The report “Normalisation of Horror” issued by the Syrian Association for the Citizens’ Dignity in 2021, which sublimated interviews with some 500 Syrians living in regime-controlled areas and reconciliation areas, confirms that returning to areas under Assad’s control is not safe.
While emphasizing that return is necessary for the future of the country and for any political solution, only 26% of the respondents recommended the refugees to return to the areas controlled by the regime, while nearly half of the respondents themselves seek to leave these areas.
The UNHCR has confirmed that Syria is not safe and that it will not facilitate mass returns in the absence of basic protection conditions, and the number of refugees returning voluntarily to Syria has not seen a significant increase.
Those who return are often subjected to arrests, forced disappearance, extortion and intimidation, while there is only limited information on the conditions in the regime-held areas available to displaced Syrians.
In September 2021, Amnesty International documented violations against Syrian refugees who returned to their areas of origin, where they were subjected to arrest, disappearance, torture and rape at the hands of the Syrian regime forces, which proves that it is still not safe for Syrian refugees to return to their country.
The organization’s report “You’re Going to Your Death” criticized Denmark, Sweden and Turkey specifically for restricting protection and putting pressure on refugees from Syria to return home, as well as Lebanon and Jordan, which have the largest number of Syrian refugees after Turkey.
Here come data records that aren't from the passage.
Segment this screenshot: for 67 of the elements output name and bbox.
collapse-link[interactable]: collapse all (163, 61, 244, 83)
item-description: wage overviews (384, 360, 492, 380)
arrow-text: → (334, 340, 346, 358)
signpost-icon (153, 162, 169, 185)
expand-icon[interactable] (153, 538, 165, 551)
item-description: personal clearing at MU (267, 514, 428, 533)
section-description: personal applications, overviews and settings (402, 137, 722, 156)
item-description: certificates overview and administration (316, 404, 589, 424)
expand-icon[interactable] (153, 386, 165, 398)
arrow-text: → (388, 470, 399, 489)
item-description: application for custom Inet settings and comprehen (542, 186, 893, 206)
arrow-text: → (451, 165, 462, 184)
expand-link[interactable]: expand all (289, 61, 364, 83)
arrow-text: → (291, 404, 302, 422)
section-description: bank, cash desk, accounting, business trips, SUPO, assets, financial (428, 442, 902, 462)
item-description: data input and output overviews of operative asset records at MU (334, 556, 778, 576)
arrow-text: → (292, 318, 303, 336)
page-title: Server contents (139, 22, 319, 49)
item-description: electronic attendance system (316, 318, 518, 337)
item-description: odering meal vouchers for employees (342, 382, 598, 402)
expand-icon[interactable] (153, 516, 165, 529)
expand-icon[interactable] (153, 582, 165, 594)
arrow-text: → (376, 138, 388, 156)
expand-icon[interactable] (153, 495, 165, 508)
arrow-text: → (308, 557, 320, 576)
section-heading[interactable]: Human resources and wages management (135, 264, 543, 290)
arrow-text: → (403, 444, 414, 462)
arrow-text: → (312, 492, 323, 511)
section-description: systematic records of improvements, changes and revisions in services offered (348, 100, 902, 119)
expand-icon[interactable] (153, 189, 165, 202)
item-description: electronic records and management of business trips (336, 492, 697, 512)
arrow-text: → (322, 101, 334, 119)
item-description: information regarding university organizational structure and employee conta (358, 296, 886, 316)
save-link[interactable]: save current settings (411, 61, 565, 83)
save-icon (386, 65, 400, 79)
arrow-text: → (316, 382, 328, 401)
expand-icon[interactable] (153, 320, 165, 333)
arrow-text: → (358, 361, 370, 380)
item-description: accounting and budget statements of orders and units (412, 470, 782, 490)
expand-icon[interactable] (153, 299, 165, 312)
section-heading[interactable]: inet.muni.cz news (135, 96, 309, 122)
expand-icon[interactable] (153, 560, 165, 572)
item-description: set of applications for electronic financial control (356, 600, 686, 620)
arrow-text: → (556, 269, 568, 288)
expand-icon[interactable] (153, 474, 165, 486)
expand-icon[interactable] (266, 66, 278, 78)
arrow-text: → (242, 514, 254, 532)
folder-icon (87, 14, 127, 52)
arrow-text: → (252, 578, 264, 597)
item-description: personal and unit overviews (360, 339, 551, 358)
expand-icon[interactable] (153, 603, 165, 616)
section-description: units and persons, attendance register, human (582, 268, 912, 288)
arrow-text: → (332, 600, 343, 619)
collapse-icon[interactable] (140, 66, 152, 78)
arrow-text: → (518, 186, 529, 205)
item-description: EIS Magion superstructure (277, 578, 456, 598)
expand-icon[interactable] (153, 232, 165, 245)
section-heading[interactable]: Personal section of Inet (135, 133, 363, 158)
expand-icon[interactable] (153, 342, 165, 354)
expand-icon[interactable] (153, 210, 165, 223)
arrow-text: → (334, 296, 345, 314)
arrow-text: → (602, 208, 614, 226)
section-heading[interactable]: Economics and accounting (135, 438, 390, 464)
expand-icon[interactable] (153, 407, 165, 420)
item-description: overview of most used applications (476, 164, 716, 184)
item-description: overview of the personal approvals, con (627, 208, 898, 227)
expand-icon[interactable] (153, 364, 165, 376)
Also, a Human Rights Watch report issued on October 20, 2021, said that Syrian refugees returning to Syria from Lebanon and Jordan between 2017 and 2021 faced massive human rights violations and persecution at the hands of the Syrian regime and its militias.
The numbers provided by OCHA lack any of this context and it is not clear at all what message is the UN trying to send to displaced Syrians with such de-contextualized and misleading information. Considering the grave threats facing returnees to the Syrian regime areas, such irresponsible reporting may have serious consequences for any Syrian refugee or IDP who may interpret them as indicating it is safe to return, while at the same time they could serve to legitimize dangerous policies such as that of the Denmark’s government which withdrew protection from Syrian refugees from Damascus and Rural Damascus. The UN has a responsibility to lives and welfare of displaced Syrians and must do better in its reporting of the reality which exists in Assad-held areas.